I wasn't planning to get on the soapbox about Easter chocolate again this year. I was just going to quietly say, hey, here's some alternative chocolate. But I picked this bag up too quickly at the store. I didn't notice until I sat down for my review that while it's organic, it isn't fair trade. Still good, but not quite the angle I was going for. I guess the good thing about all this is that fair trade chocolate is becoming so much more common that I took it for granted that this one was.
So let's go ahead and see what this chocolate has to offer while I have it here. The bag comes with a resealable top, which is an unnecessary addition of material: the chocolates are individually wrapped. The white wrappers have orange decorated edges to evoke painted Easter eggs. While the look might not quite compete with the shiny wrappers of most candies, they aren't really trying to replicate that look, anyway.
The little eggs are only rounded on one side; the other side is flat. Imprinted on them is an image of a baby chick hatching from an Easter egg. Here I'd call it a pretty similar approach to the Palmer's bunny that decorates much Easter chocolate.

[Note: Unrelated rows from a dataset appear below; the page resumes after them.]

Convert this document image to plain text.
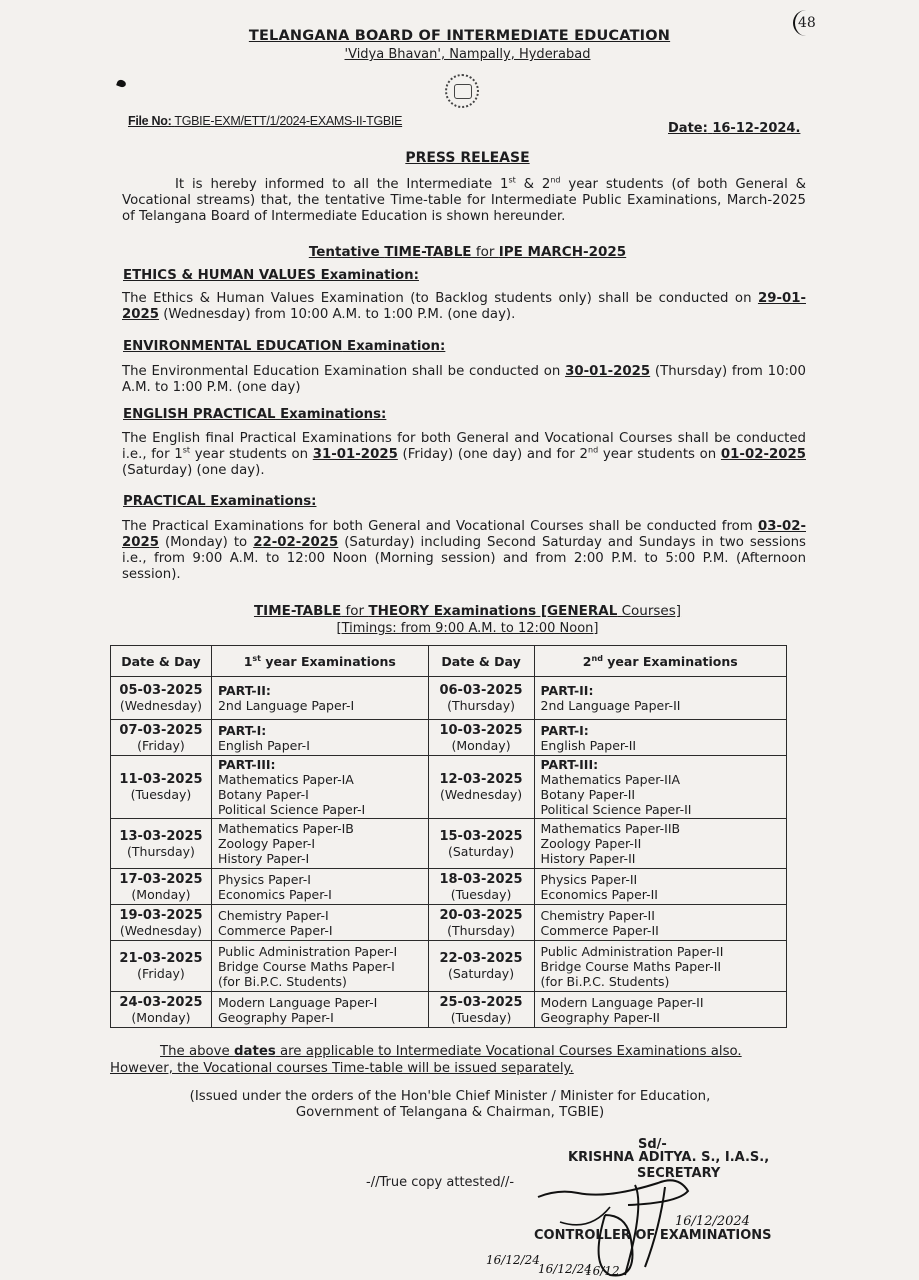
48
TELANGANA BOARD OF INTERMEDIATE EDUCATION
'Vidya Bhavan', Nampally, Hyderabad
File No: TGBIE-EXM/ETT/1/2024-EXAMS-II-TGBIE	Date: 16-12-2024.
PRESS RELEASE
It is hereby informed to all the Intermediate 1st & 2nd year students (of both General & Vocational streams) that, the tentative Time-table for Intermediate Public Examinations, March-2025 of Telangana Board of Intermediate Education is shown hereunder.
Tentative TIME-TABLE for IPE MARCH-2025
ETHICS & HUMAN VALUES Examination:
The Ethics & Human Values Examination (to Backlog students only) shall be conducted on 29-01-2025 (Wednesday) from 10:00 A.M. to 1:00 P.M. (one day).
ENVIRONMENTAL EDUCATION Examination:
The Environmental Education Examination shall be conducted on 30-01-2025 (Thursday) from 10:00 A.M. to 1:00 P.M. (one day)
ENGLISH PRACTICAL Examinations:
The English final Practical Examinations for both General and Vocational Courses shall be conducted i.e., for 1st year students on 31-01-2025 (Friday) (one day) and for 2nd year students on 01-02-2025 (Saturday) (one day).
PRACTICAL Examinations:
The Practical Examinations for both General and Vocational Courses shall be conducted from 03-02-2025 (Monday) to 22-02-2025 (Saturday) including Second Saturday and Sundays in two sessions i.e., from 9:00 A.M. to 12:00 Noon (Morning session) and from 2:00 P.M. to 5:00 P.M. (Afternoon session).
TIME-TABLE for THEORY Examinations [GENERAL Courses]
[Timings: from 9:00 A.M. to 12:00 Noon]
Date & Day	1st year Examinations	Date & Day	2nd year Examinations

05-03-2025
(Wednesday)	PART-II:
2nd Language Paper-I	06-03-2025
(Thursday)	PART-II:
2nd Language Paper-II

07-03-2025
(Friday)	PART-I:
English Paper-I	10-03-2025
(Monday)	PART-I:
English Paper-II

11-03-2025
(Tuesday)	PART-III:
Mathematics Paper-IA
Botany Paper-I
Political Science Paper-I	12-03-2025
(Wednesday)	PART-III:
Mathematics Paper-IIA
Botany Paper-II
Political Science Paper-II

13-03-2025
(Thursday)	Mathematics Paper-IB
Zoology Paper-I
History Paper-I	15-03-2025
(Saturday)	Mathematics Paper-IIB
Zoology Paper-II
History Paper-II

17-03-2025
(Monday)	Physics Paper-I
Economics Paper-I	18-03-2025
(Tuesday)	Physics Paper-II
Economics Paper-II

19-03-2025
(Wednesday)	Chemistry Paper-I
Commerce Paper-I	20-03-2025
(Thursday)	Chemistry Paper-II
Commerce Paper-II

21-03-2025
(Friday)	Public Administration Paper-I
Bridge Course Maths Paper-I
(for Bi.P.C. Students)	22-03-2025
(Saturday)	Public Administration Paper-II
Bridge Course Maths Paper-II
(for Bi.P.C. Students)

24-03-2025
(Monday)	Modern Language Paper-I
Geography Paper-I	25-03-2025
(Tuesday)	Modern Language Paper-II
Geography Paper-II
The above dates are applicable to Intermediate Vocational Courses Examinations also.
However, the Vocational courses Time-table will be issued separately.
(Issued under the orders of the Hon'ble Chief Minister / Minister for Education,
Government of Telangana & Chairman, TGBIE)
Sd/-
KRISHNA ADITYA. S., I.A.S.,
SECRETARY
-//True copy attested//-
CONTROLLER OF EXAMINATIONS
16/12/2024
16/12/24
16/12/24
16/12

Like most of the peanut butter chocolates coming out these days, these are fairly comparable to Reese's Cups. Of course, not exactly like them, but different companies are finally settling in on what makes Reese's so popular. The salt is there and also that semi grainy or crumbly texture to the peanut butter. The chocolate isn't as greasy, which is technically a good thing, but you know, that greasy element is part of what makes a Reese's Cup a Reese's Cup. You can also taste more chocolate here than with Reese's.
So if you are going for better ingredients for environmental reasons (organic keeps it all safe from pesticides) or for feeding your family better (some of the ingredients we eat regularly without blinking an eye are downright disturbing), these are a good option. Organic is a step, yes. And they taste good. They're close enough to Reese's to taste fine to those used to the usual candies. And for those who are just used to alternatives, they'll be completely satisfactory. I just hope that we can keep on taking steps and get to more fair trade chocolate, even if it means we eat less chocolate overall (which I realize sounds self-contradictory from someone who regularly reviews chocolate, but there you have it).